Vietnamese President Nguyen Xuan Phuc resigned from his government and party positions on 17 January 2023. This ostensible reason was to take responsibility for corruption by senior officials under his watch as prime minister (2016-2021). He is the most senior official so far to be removed under General Secretary Nguyen Phu Trong’s anti-corruption campaign. Vice President Vo Thi Anh Xuan has taken over as the interim president as per constitutional procedure, until a successor is formally appointed by a National Assembly vote (the next session is scheduled for May 2023).
Why did it happen?
Phuc’s forced retirement may have been a high-level political power play by Trong’s faction to eliminate political rivals. The timing of the leadership shakeup before the festive period (lunar new year, or “Tet” holidays) is unusual but recent scandals in which two deputy prime ministers under Phuc were brought down may have provided an opportunity. There had also been talk that Phuc’s family members were implicated in corruption scandals. These circumstances probably helped Trong’s supporters garner consensus in the Politburo to remove Phuc, who may have then agreed to step down in return for avoiding prosecution for him and his family.

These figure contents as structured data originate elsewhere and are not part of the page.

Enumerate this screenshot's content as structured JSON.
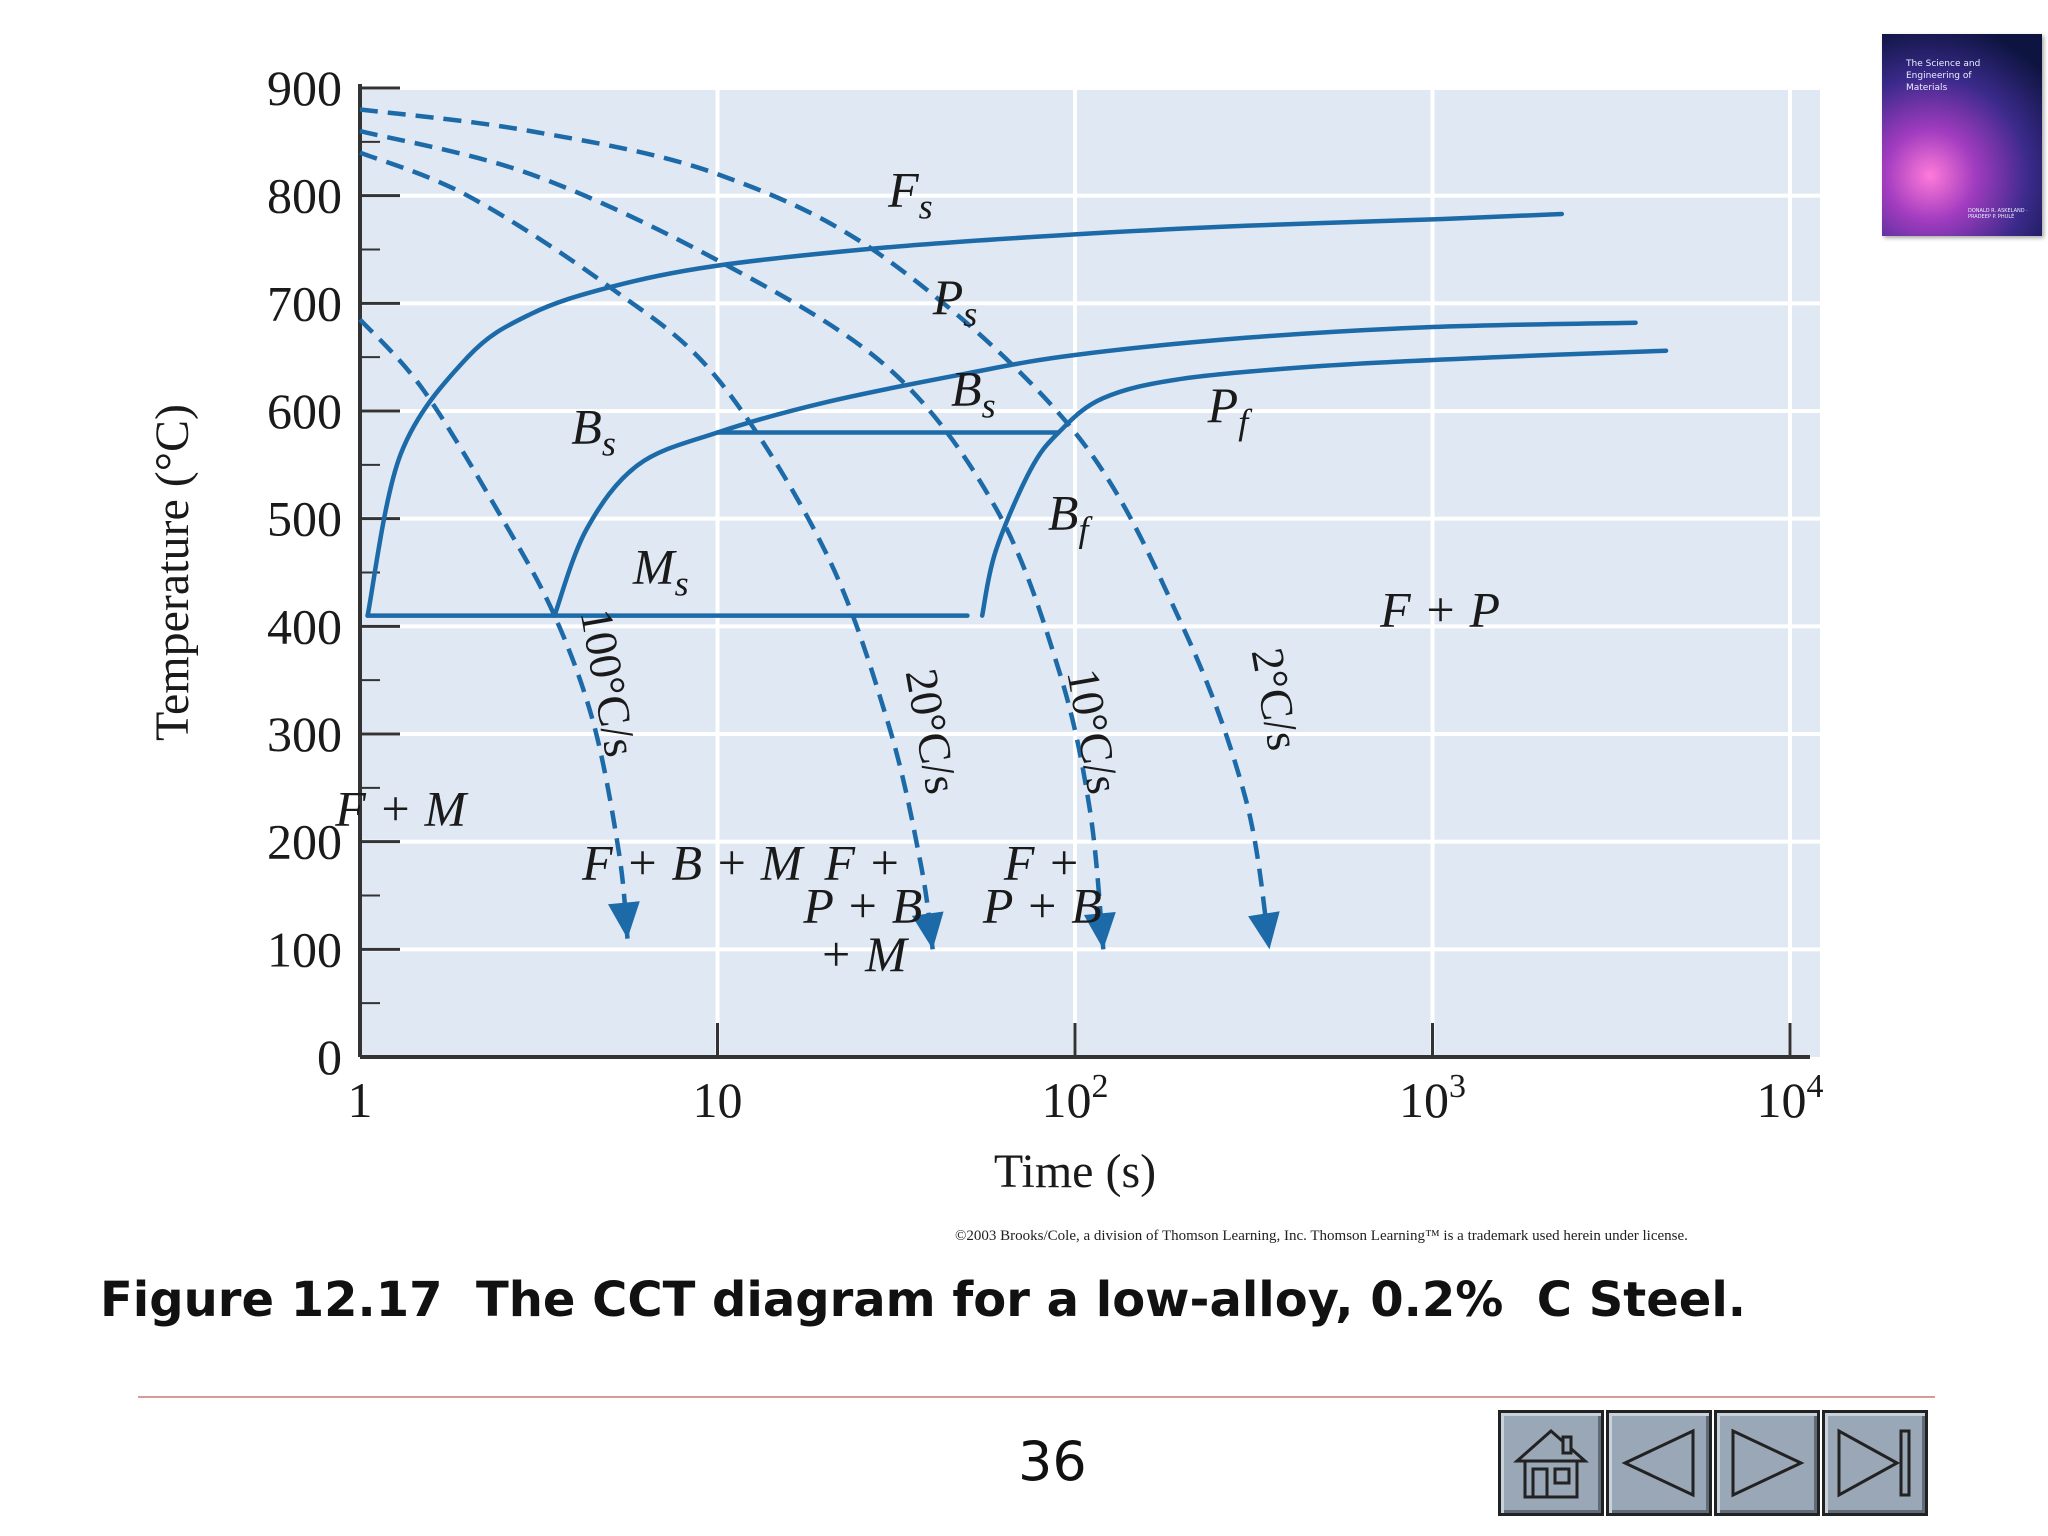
{
  "chart_data": {
    "type": "line",
    "title": "",
    "xlabel": "Time (s)",
    "ylabel": "Temperature (°C)",
    "x_scale": "log",
    "xlim": [
      1,
      10000
    ],
    "ylim": [
      0,
      900
    ],
    "x_ticks": [
      1,
      10,
      100,
      1000,
      10000
    ],
    "x_tick_labels": [
      {
        "base": "1",
        "exp": ""
      },
      {
        "base": "10",
        "exp": ""
      },
      {
        "base": "10",
        "exp": "2"
      },
      {
        "base": "10",
        "exp": "3"
      },
      {
        "base": "10",
        "exp": "4"
      }
    ],
    "y_ticks": [
      0,
      100,
      200,
      300,
      400,
      500,
      600,
      700,
      800,
      900
    ],
    "y_tick_labels": [
      "0",
      "100",
      "200",
      "300",
      "400",
      "500",
      "600",
      "700",
      "800",
      "900"
    ],
    "grid": true,
    "transformation_curves": [
      {
        "name": "F_s",
        "x": [
          1.05,
          1.3,
          2.0,
          3.0,
          5,
          10,
          30,
          100,
          300,
          1000,
          2300
        ],
        "y": [
          410,
          560,
          650,
          690,
          715,
          735,
          752,
          764,
          772,
          778,
          783
        ]
      },
      {
        "name": "P_s",
        "x": [
          3.5,
          4.3,
          6,
          10,
          20,
          50,
          100,
          300,
          1000,
          3700
        ],
        "y": [
          410,
          490,
          550,
          580,
          608,
          635,
          652,
          668,
          678,
          682
        ]
      },
      {
        "name": "B_s",
        "x": [
          10,
          90
        ],
        "y": [
          580,
          580
        ]
      },
      {
        "name": "P_f",
        "x": [
          55,
          60,
          75,
          90,
          120,
          200,
          500,
          1500,
          4500
        ],
        "y": [
          410,
          470,
          545,
          580,
          612,
          630,
          642,
          650,
          656
        ]
      },
      {
        "name": "M_s",
        "x": [
          1.05,
          50
        ],
        "y": [
          410,
          410
        ]
      }
    ],
    "cooling_curves": [
      {
        "name": "100°C/s",
        "x": [
          1.0,
          1.5,
          2.5,
          3.5,
          4.5,
          5.3,
          5.6
        ],
        "y": [
          685,
          620,
          500,
          410,
          310,
          190,
          110
        ]
      },
      {
        "name": "20°C/s",
        "x": [
          1.0,
          2,
          5,
          10,
          20,
          30,
          37,
          40
        ],
        "y": [
          840,
          800,
          715,
          630,
          470,
          310,
          180,
          100
        ]
      },
      {
        "name": "10°C/s",
        "x": [
          1.0,
          3,
          10,
          30,
          60,
          90,
          110,
          120
        ],
        "y": [
          860,
          820,
          740,
          640,
          510,
          360,
          230,
          100
        ]
      },
      {
        "name": "2°C/s",
        "x": [
          1.0,
          3,
          10,
          30,
          100,
          200,
          300,
          350
        ],
        "y": [
          880,
          860,
          820,
          740,
          580,
          400,
          240,
          100
        ]
      }
    ],
    "curve_labels": [
      {
        "text": "F",
        "sub": "s",
        "x": 30,
        "y": 790
      },
      {
        "text": "P",
        "sub": "s",
        "x": 40,
        "y": 690
      },
      {
        "text": "B",
        "sub": "s",
        "x": 3.9,
        "y": 570
      },
      {
        "text": "B",
        "sub": "s",
        "x": 45,
        "y": 605
      },
      {
        "text": "P",
        "sub": "f",
        "x": 235,
        "y": 590
      },
      {
        "text": "B",
        "sub": "f",
        "x": 84,
        "y": 490
      },
      {
        "text": "M",
        "sub": "s",
        "x": 5.8,
        "y": 440
      }
    ],
    "region_labels": [
      {
        "text": "F + P",
        "x": 1050,
        "y": 400
      },
      {
        "text": "F + M",
        "x": 1.3,
        "y": 215
      },
      {
        "text": "F + B + M",
        "x": 8.5,
        "y": 165
      },
      {
        "text": "F +",
        "x": 25.5,
        "y": 165
      },
      {
        "text": "P + B",
        "x": 25.5,
        "y": 125
      },
      {
        "text": "+ M",
        "x": 25.5,
        "y": 80
      },
      {
        "text": "F +",
        "x": 81,
        "y": 165
      },
      {
        "text": "P + B",
        "x": 81,
        "y": 125
      }
    ],
    "rate_labels": [
      {
        "text": "100°C/s",
        "x": 4.5,
        "y": 345
      },
      {
        "text": "20°C/s",
        "x": 36,
        "y": 300
      },
      {
        "text": "10°C/s",
        "x": 102,
        "y": 300
      },
      {
        "text": "2°C/s",
        "x": 330,
        "y": 330
      }
    ]
  },
  "copyright": "©2003 Brooks/Cole, a division of Thomson Learning, Inc.  Thomson Learning™ is a trademark used herein under license.",
  "caption": "Figure 12.17  The CCT diagram for a low-alloy, 0.2%  C Steel.",
  "page_number": "36",
  "book_cover": {
    "title": "The Science and Engineering of Materials",
    "authors": "DONALD R. ASKELAND · PRADEEP P. PHULÉ"
  },
  "colors": {
    "plot_bg": "#dfe8f3",
    "curve": "#1c6aa8",
    "grid": "#ffffff",
    "axis": "#333333"
  },
  "icons": {
    "home": "home-icon",
    "previous": "triangle-left-icon",
    "next": "triangle-right-icon",
    "last": "skip-to-end-icon"
  }
}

Removing Phuc would help Trong’s faction consolidate power in the Politburo. The top four officeholders (general-secretary, prime minister, president and chairperson of the national assembly) will be selected from the next iteration of the 18-member body, of which two spots now need to be filled, vacated by Phuc and Standing Deputy Prime Minister Pham Binh Minh, who was removed for corruption about three weeks before Phuc. Trong is widely expected to step down at the 2026 party congress after an unprecedented third term, but the identity of his successor is up in the air. Phuc is probably still seen as a threat although he had failed to garner enough support at the 2021 congress to succeed Trong as general-secretary.
What does it mean for business?
Vietnam’s economic policy is unlikely to fundamentally change under party chief Trong’s leadership. The office of the president has less direct influence over party decision-making and economic policy, and it would not have a major impact on policymaking even if Phuc’s replacements hail from security rather than technocratic backgrounds (Public Security Minister To Lam is reportedly one of the leading candidates to replace Phuc, followed by Defense Minister Phan Van Giang).
Business should consider what Phuc’s removal says about future of Vietnam’s anti-corruption campaign and how it can impact them. The removal of top politicians like Phuc is an indicator that the party leadership clearly distrusts leaders who are more directly involved in business, and weeding out corruption remains an existential threat to the party’s legitimacy. This has several implications laid out below. First, a more politically cautious climate will ensue as politicians draw lessons from these developments and business dealings and government approvals like licenses and permissions proceed more slowly. Second, businesses need to be prepared to steer clear of and/or increase risk mitigation plans given a potential wave of politicized anti-corruption investigations in the coming weeks and months after the lunar new year holidays. Third, businesses also need to be watchful of a possible longer-term trend of the party becoming more focused on internal control, manifested in areas like purging political rivals and internal censorship, which creates operational, regulatory, and possibly also reputation risks for businesses. Two of the four top positions may be staffed by leaders with security backgrounds – Pham Minh Chinh, the current prime minister, and To Lam, if he replaces Phuc. Both Pham and To were former public security officials.